Server-Side Rendering (SSR), Full HTML returned on each request. Standard HTTP scraping works.
Static Site Generation (SSG), Pre-built HTML pages. Standard HTTP scraping works.
Client-Side Rendering (CSR), JavaScript builds the page in the browser. Requires browser rendering.

Quick Test

import requests
from bs4 import BeautifulSoup

response = requests.get("https://nextjs-site.com/products")
soup = BeautifulSoup(response.text, "html.parser")

# If content is present, it is SSR/SSG
products = soup.find_all("div", class_="product-card")
if products:
    print(f"SSR/SSG detected: {len(products)} products found")
else:
    print("CSR detected: need browser rendering")

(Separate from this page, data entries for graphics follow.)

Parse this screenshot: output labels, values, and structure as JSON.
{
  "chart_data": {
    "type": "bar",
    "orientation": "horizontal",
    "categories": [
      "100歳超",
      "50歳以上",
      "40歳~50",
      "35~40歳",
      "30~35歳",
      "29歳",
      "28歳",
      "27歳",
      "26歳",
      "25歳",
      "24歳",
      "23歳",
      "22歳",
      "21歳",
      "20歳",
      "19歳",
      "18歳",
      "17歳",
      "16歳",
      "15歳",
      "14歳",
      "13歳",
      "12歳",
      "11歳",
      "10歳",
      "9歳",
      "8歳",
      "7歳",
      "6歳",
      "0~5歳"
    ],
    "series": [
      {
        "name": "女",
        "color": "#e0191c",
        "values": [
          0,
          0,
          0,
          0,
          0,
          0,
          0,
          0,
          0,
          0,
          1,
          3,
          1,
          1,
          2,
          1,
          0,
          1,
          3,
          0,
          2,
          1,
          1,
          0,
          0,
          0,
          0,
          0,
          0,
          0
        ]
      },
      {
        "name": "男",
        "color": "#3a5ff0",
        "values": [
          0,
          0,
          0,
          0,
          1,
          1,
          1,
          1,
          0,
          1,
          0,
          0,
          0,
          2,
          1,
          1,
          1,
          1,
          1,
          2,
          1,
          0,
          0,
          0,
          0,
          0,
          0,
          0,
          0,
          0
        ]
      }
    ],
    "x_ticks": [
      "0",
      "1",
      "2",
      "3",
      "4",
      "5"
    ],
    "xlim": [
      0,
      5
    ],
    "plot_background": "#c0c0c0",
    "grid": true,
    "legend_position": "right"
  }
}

Scraping the NEXT_DATA JSON

Next.js embeds page data in a <script id="__NEXT_DATA__"> tag. This is the easiest way to get structured data.

import requests
import json
from bs4 import BeautifulSoup

response = requests.get("https://nextjs-site.com/products")
soup = BeautifulSoup(response.text, "html.parser")

next_data = soup.find("script", id="__NEXT_DATA__")
if next_data:
    data = json.loads(next_data.string)
    props = data["props"]["pageProps"]
    print(json.dumps(props, indent=2)[:500])

Intercepting API Routes

Next.js apps often fetch data from /api/* routes or external APIs. Intercept these for clean JSON data.

from playwright.sync_api import sync_playwright

api_responses = []

with sync_playwright() as p:
    browser = p.chromium.launch()
    page = browser.new_page()

    def capture_api(response):
        if "/api/" in response.url or "graphql" in response.url:
            try:
                api_responses.append({
                    "url": response.url,
                    "data": response.json()
                })
            except:
                pass

    page.on("response", capture_api)
    page.goto("https://nextjs-site.com/products")
    page.wait_for_load_state("networkidle")

    for resp in api_responses:
        print(f"API: {resp['url']}")
        print(f"Data keys: {list(resp['data'].keys()) if isinstance(resp['data'], dict) else 'array'}")

    browser.close()

CSR Sites: Use ScraperAPI

For client-side rendered React sites, use ScraperAPI with rendering enabled.

import requests
from bs4 import BeautifulSoup

response = requests.get(
    "http://api.scraperapi.com",
    params={
        "api_key": "YOUR_SCRAPERAPI_KEY",
        "url": "https://react-csr-site.com/products",
        "render": "true"
    }
)

soup = BeautifulSoup(response.text, "html.parser")
products = soup.find_all("div", class_="product-card")
print(f"Found {len(products)} products")

Key Strategy

Always check for __NEXT_DATA__ first. It contains structured JSON data that is far easier to parse than HTML. If that is not available, look for API routes. Use browser rendering only as a last resort.